By the end of the century, climate change could drastically reduce the life forms present in the mesopelagic zone of the oceans, located between 200 and 1,000 meters deep and poorly illuminated by sunlight, home to the largest and least exploited fish stock in the world.
Study coordinator Paul Pearson of Cardiff University explained: 'We found that the twilight zone was not always a rich habitat for life. In these warm periods, far fewer organisms lived in the twilight zone, because much less food." Katherine A.
Crichton told: "We still know relatively little about the twilight zone of the oceans, but by studying the past we can understand what may happen in the future. The variety of life in the twilight zone has evolved over the last few million years, when the water of the oceans has cooled enough to act like a refrigerator, preserving food longer and improving the conditions that have allowed life to thrive." The team, made up of paleontologists and ocean modelers, examined ocean sediments for the remains of ancient life forms dating back to two warm periods in the past, corresponding to 15 and 50 million years ago.

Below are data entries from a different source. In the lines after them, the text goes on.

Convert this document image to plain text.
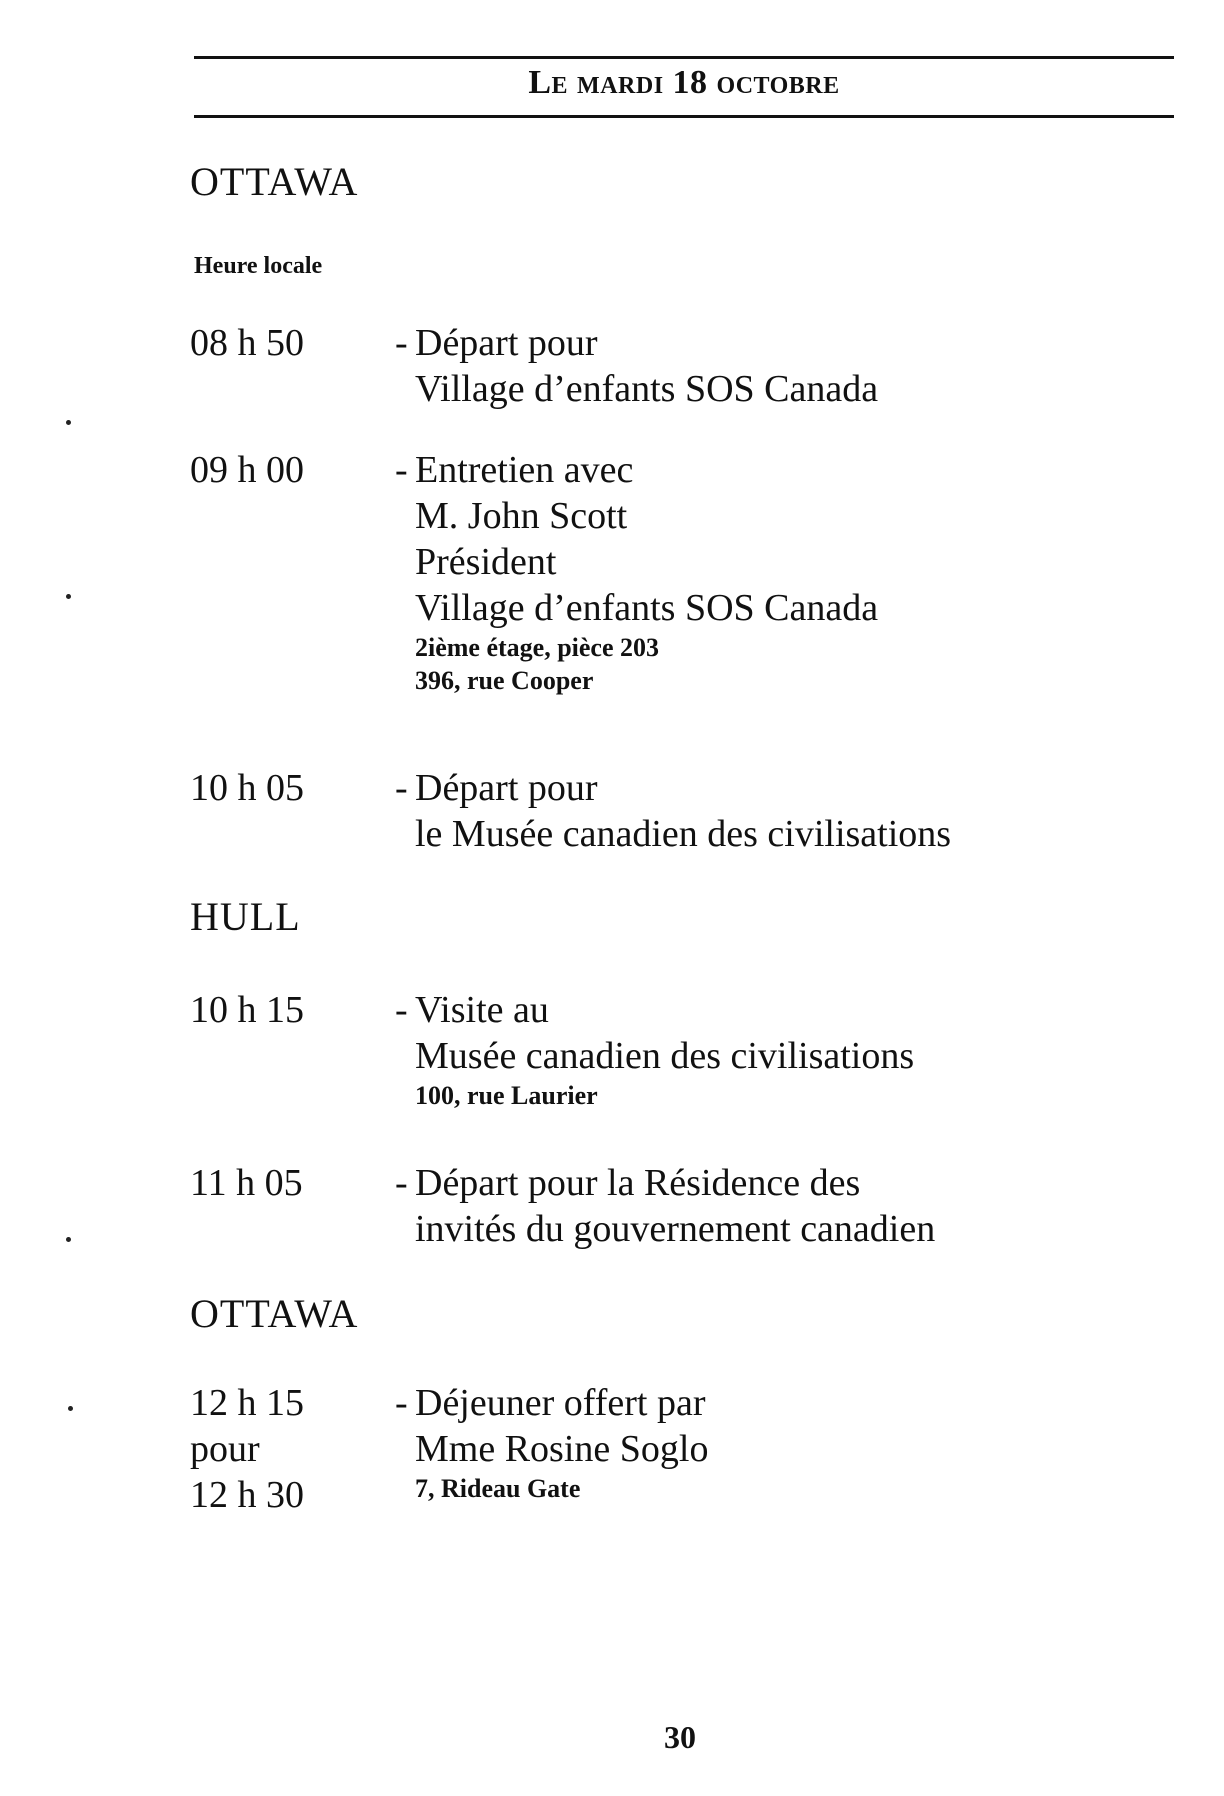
Le mardi 18 octobre
OTTAWA
Heure locale
08 h 50 - Départ pour
Village d’enfants SOS Canada
09 h 00 - Entretien avec
M. John Scott
Président
Village d’enfants SOS Canada
2ième étage, pièce 203
396, rue Cooper
10 h 05 - Départ pour
le Musée canadien des civilisations
HULL
10 h 15 - Visite au
Musée canadien des civilisations
100, rue Laurier
11 h 05 - Départ pour la Résidence des
invités du gouvernement canadien
OTTAWA
12 h 15
pour
12 h 30
- Déjeuner offert par
Mme Rosine Soglo
7, Rideau Gate
30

The mesopelagic zone is the pelagic zone extended between 200 and 1000 meters below sea level. It is located between the photic epipelagic zone and the aphotic bathypelagic zone, where light is completely absent. While some light can reach these depths, it is not enough to allow photosynthesis.
Although the temperature varies less at any elevation than in the epipelagic zone, the mesopelagic zone is home to the thermocline and temperatures range from over 20°C in the upper reaches to 4°C at the boundary with the bathypelagic zone.
Animals such as swordfish, squid, wolf eels, cuttlefish and other semi-abyssal creatures live here. Also, enough light reaches it to make some animals, such as the reticulated dogfish, fluoresce. The deep reflective layer is almost always located in this area.